Thoracentesis - the full liter of fluid removed today from my left lung. (1 Liter!)

On Tuesday, September 2, I was put on a short course of antibiotics (to catch anything that might be occurring), had several blood tests and a chest x-ray done, which revealed a substantial pleural effusion (http://en.wikipedia.org/wiki/Pleural_effusion) behind my left lung. A thoracentesis was performed and 1100cc of fluid was removed. Over the course of about 4 days, I continued to start feeling a little better, so I thought that I was kind of back on track to get better, thought it wasn’t a really striking improvement. By Wednesday, September 10th, my fevers were pretty much back again in full-force and I started to feel not so great again. In addition to the fevers, I was having some shortness of breath again, and getting out of bed in the morning was again a painful process.

I returned to the Dr. again on Monday, September 15th, and got another battery of blood tests and a chest X-Ray. The chest X-Ray didn’t really look much different than the week before, but this time I also spoke with a Infectious Disease specialist who sat down with me and went over my file and what had gone on since surgery. Her thought was that I was experiencing Dressler’s Syndrome (http://en.wikipedia.org/wiki/Dressler’s_syndrome), which pretty much made sense for all the known symptoms I had at that point. She ordered an echocardiogram to check for pericardial effusion, which was present.

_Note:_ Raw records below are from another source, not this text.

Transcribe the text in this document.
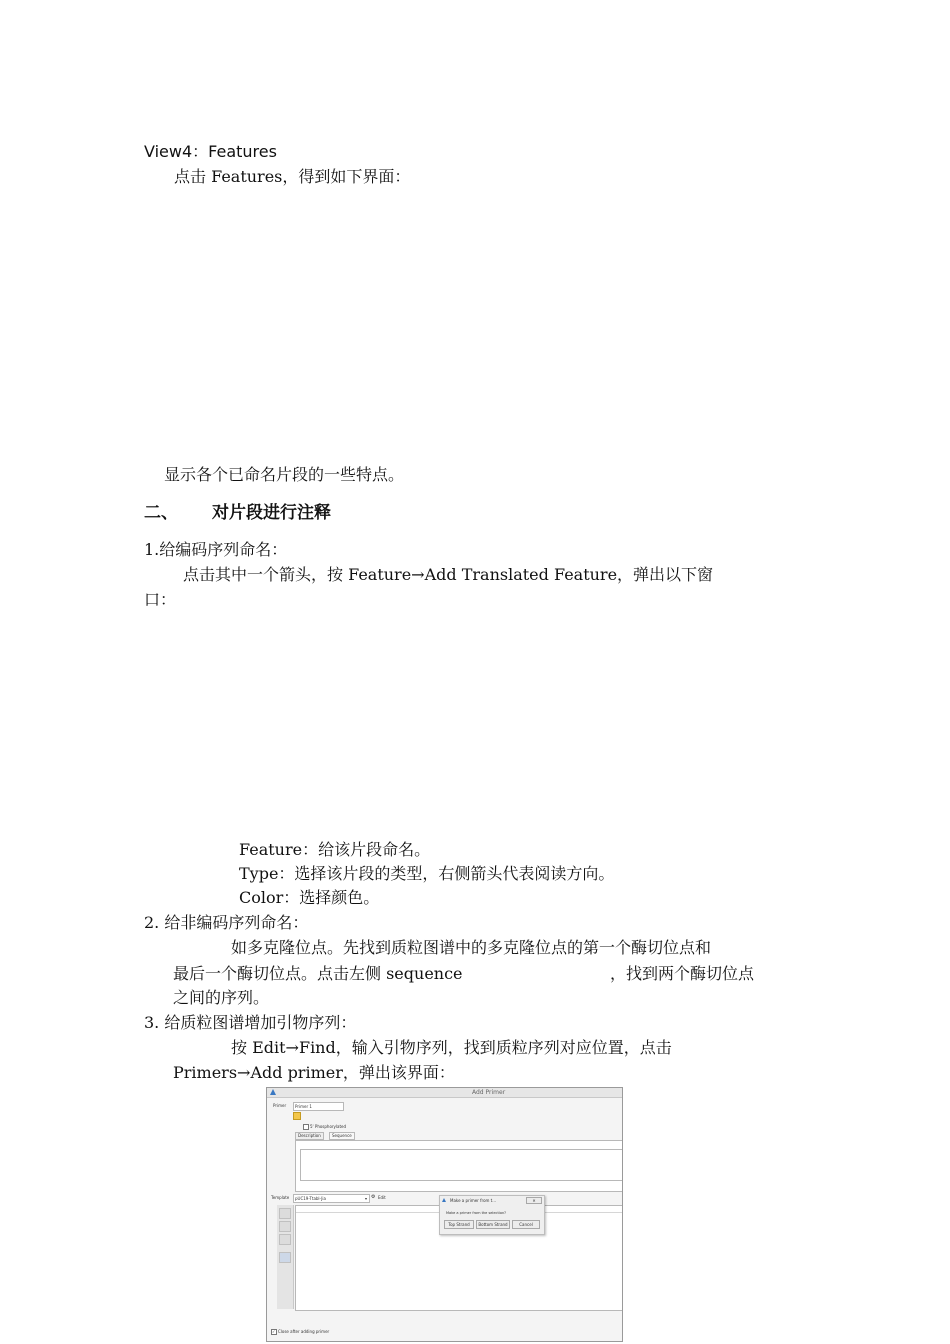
View4：Features
点击 Features，得到如下界面：
显示各个已命名片段的一些特点。
二、 对片段进行注释
1.给编码序列命名：
点击其中一个箭头，按 Feature→Add Translated Feature，弹出以下窗
口：
Feature：给该片段命名。
Type：选择该片段的类型，右侧箭头代表阅读方向。
Color：选择颜色。
2. 给非编码序列命名：
如多克隆位点。先找到质粒图谱中的多克隆位点的第一个酶切位点和
最后一个酶切位点。点击左侧 sequence	，找到两个酶切位点
之间的序列。
3. 给质粒图谱增加引物序列：
按 Edit→Find，输入引物序列，找到质粒序列对应位置，点击
Primers→Add primer，弹出该界面：
Add Primer
Primer	Primer 1
5' Phosphorylated
Description	Sequence
Template	pUC19-Ttabl-Jia	▾ ⚙ Edit
Make a primer from t...	✕
Make a primer from the selection?
Top Strand	Bottom Strand	Cancel
✓ Close after adding primer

Dressler’s syndrome, in my case presented itself with the pleural effusion, pericardial effusion, fevers, elevated white blood cell count, and the chest pains that I was having (particularly when changing incline (getting in/out of bed)). As of now I am on a hefty course of Ibuprofen, as Dressler’s is basically treated as high levels of inflammation, and have felt better and fever-free since I started on the Ibuprofen on September 15th. I’m not counting my chickens before they hatch, but this has at least been the longest period of perceived progress in my healing since my surgery, which is pretty awesome. I even forgot to take my regular pain killer for the surgery, Tramadol, yesterday and began to wonder what the achey-ness was that I was having in my chest – due to the other complications I hadn’t actually felt the pain from the surgery. I kept taking the pain killers during the other complications thinking that I needed them for those pains (even though they didn’t help), and so I had never even encountered the other chest pains!

Anyway, that is the news so far, brought to you by Dressler’s Syndrome. I’ll post progress again at some point hopefully sooner than a month away.